While the story won't win Neil any Academy Awards, the discipline in making this record could very well help him walk away with a Grammy. There are moments on this record that are as good as he gets. The bluesy 'Double E', the thematic opener 'Falling From Above', the cowpunk of 'Devil's Sidewalk' and the sheer beauty of 'Leave The Driving' portray the best of the various styles of Neil in the first three songs.

Crazy Horse has a sound unto themselves that cannot be emulated with Neil's various incarnations. What surprised me here though is the absence of a founding member. Guitarist Frank Sampedro, the angst in the Crazy Horse sound is nowhere to be seen. His absence explains the lower notch of volume on this record.
Despite his absence, the epics are still abundant. I must admit I'm a sucker for the elongated Crazy Horse songs that finish when they damn-well want to finish and Greendale has them aplenty. The hypnotic 'Carmichael' clocks in at 10:20, the sedate 'Grandpa's Interview' is a tad under 13 minutes and the cowboy blues based 'Sun Green' is 12:03.

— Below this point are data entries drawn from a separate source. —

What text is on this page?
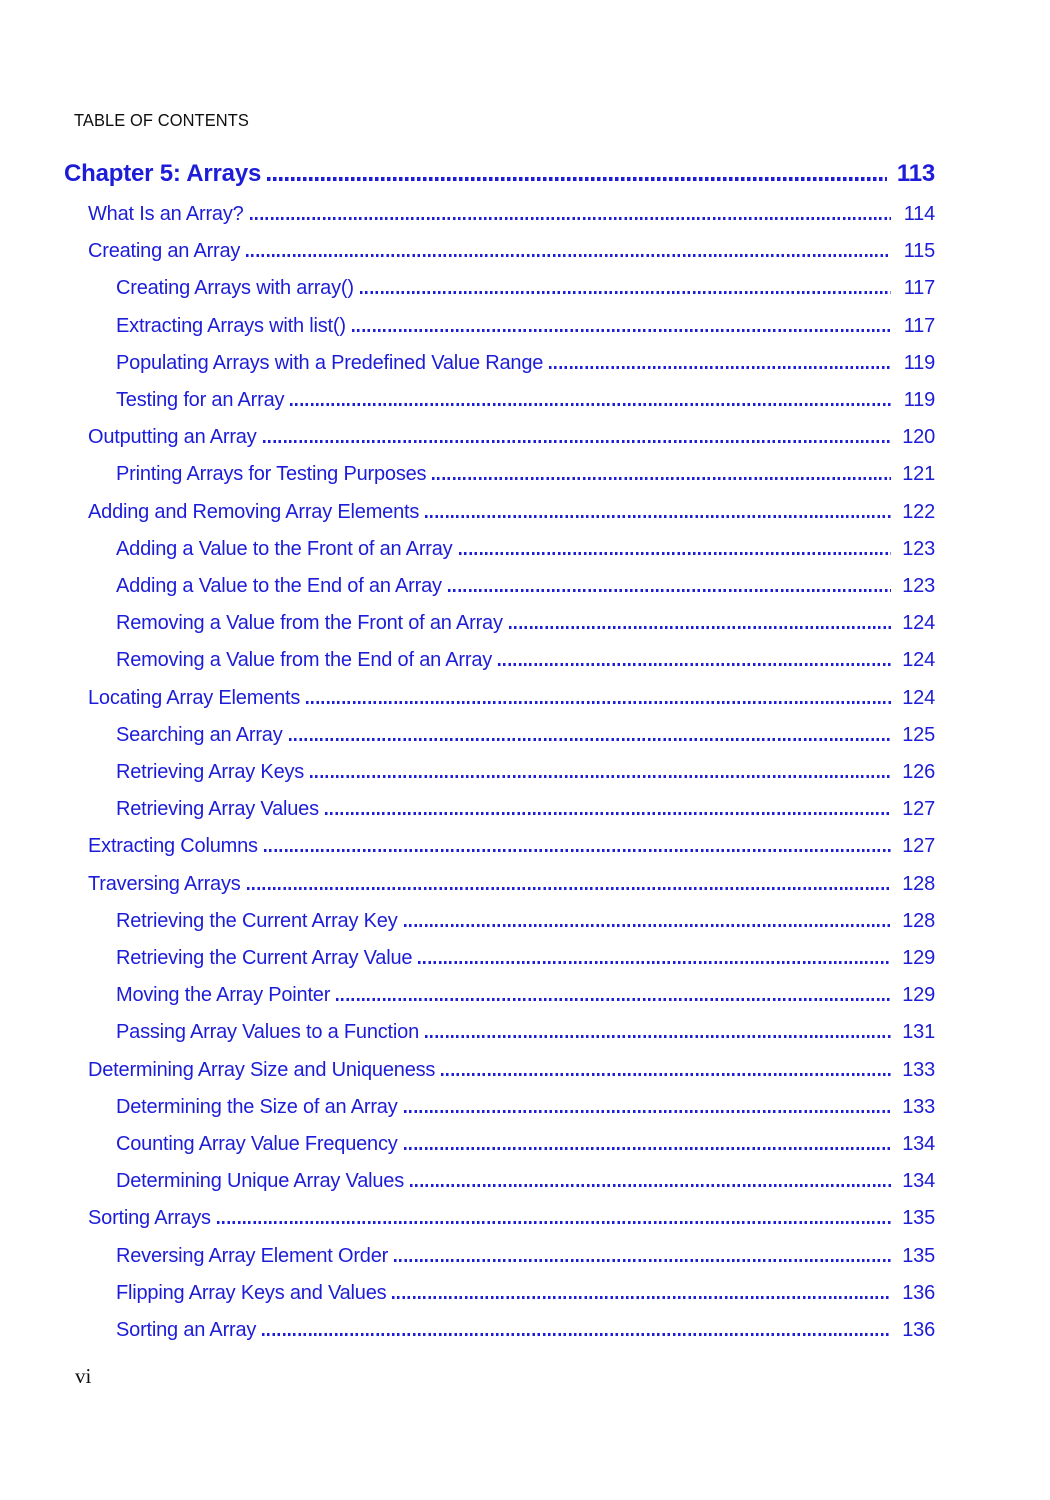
TABLE OF CONTENTS
Chapter 5: Arrays	113
What Is an Array?	114
Creating an Array	115
Creating Arrays with array()	117
Extracting Arrays with list()	117
Populating Arrays with a Predefined Value Range	119
Testing for an Array	119
Outputting an Array	120
Printing Arrays for Testing Purposes	121
Adding and Removing Array Elements	122
Adding a Value to the Front of an Array	123
Adding a Value to the End of an Array	123
Removing a Value from the Front of an Array	124
Removing a Value from the End of an Array	124
Locating Array Elements	124
Searching an Array	125
Retrieving Array Keys	126
Retrieving Array Values	127
Extracting Columns	127
Traversing Arrays	128
Retrieving the Current Array Key	128
Retrieving the Current Array Value	129
Moving the Array Pointer	129
Passing Array Values to a Function	131
Determining Array Size and Uniqueness	133
Determining the Size of an Array	133
Counting Array Value Frequency	134
Determining Unique Array Values	134
Sorting Arrays	135
Reversing Array Element Order	135
Flipping Array Keys and Values	136
Sorting an Array	136
vi
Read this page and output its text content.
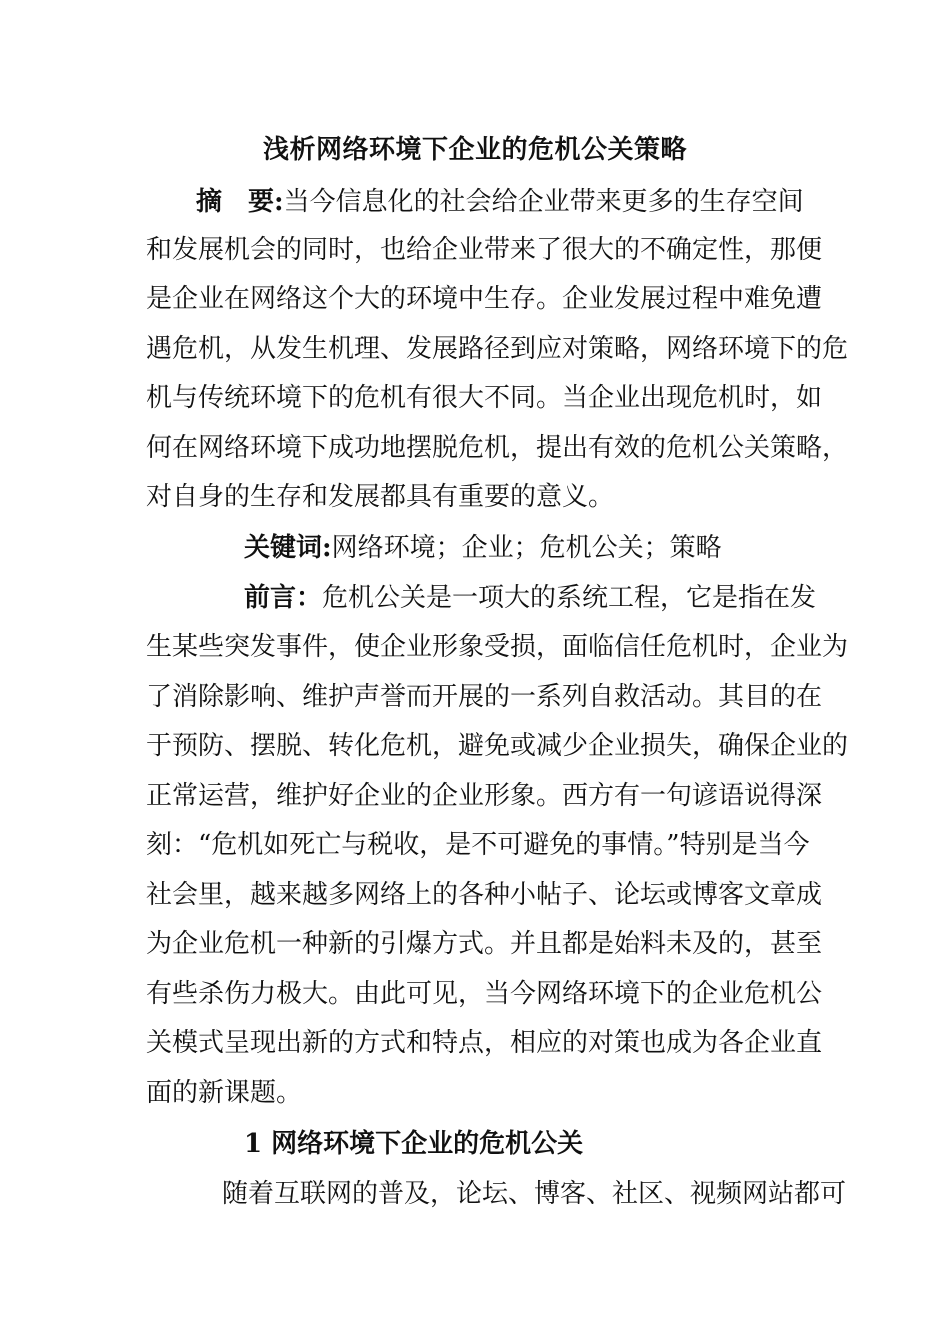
浅析网络环境下企业的危机公关策略
摘　要:当今信息化的社会给企业带来更多的生存空间
和发展机会的同时，也给企业带来了很大的不确定性，那便
是企业在网络这个大的环境中生存。企业发展过程中难免遭
遇危机，从发生机理、发展路径到应对策略，网络环境下的危
机与传统环境下的危机有很大不同。当企业出现危机时，如
何在网络环境下成功地摆脱危机，提出有效的危机公关策略，
对自身的生存和发展都具有重要的意义。
关键词:网络环境；企业；危机公关；策略
前言：危机公关是一项大的系统工程，它是指在发
生某些突发事件，使企业形象受损，面临信任危机时，企业为
了消除影响、维护声誉而开展的一系列自救活动。其目的在
于预防、摆脱、转化危机，避免或减少企业损失，确保企业的
正常运营，维护好企业的企业形象。西方有一句谚语说得深
刻：“危机如死亡与税收，是不可避免的事情。”特别是当今
社会里，越来越多网络上的各种小帖子、论坛或博客文章成
为企业危机一种新的引爆方式。并且都是始料未及的，甚至
有些杀伤力极大。由此可见，当今网络环境下的企业危机公
关模式呈现出新的方式和特点，相应的对策也成为各企业直
面的新课题。
1 网络环境下企业的危机公关
随着互联网的普及，论坛、博客、社区、视频网站都可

'Greendale' has given Young to find the ultimate expansion of his creativity. Remember how he used to have the acoustic and electric versions of 'Hey Hey My My' and 'Rocking In A Free World' top and tale previous records, 'Greendale' as a CD and DVD gives you both an electric listening experience and an acoustic viewing experience to decide between. It's a shame Pancho wasn't part of the sessions because the dynamics between the CD and DVD would be even further felt.

The DVD is a solo acoustic performance recorded at Vicar Street in Dublin with Neil even getting into the Irish spirit by nursing a pint of Guinness during the performance. In between songs on the DVD, he explains the setup of each song. Look for the DVD version when you grab the album.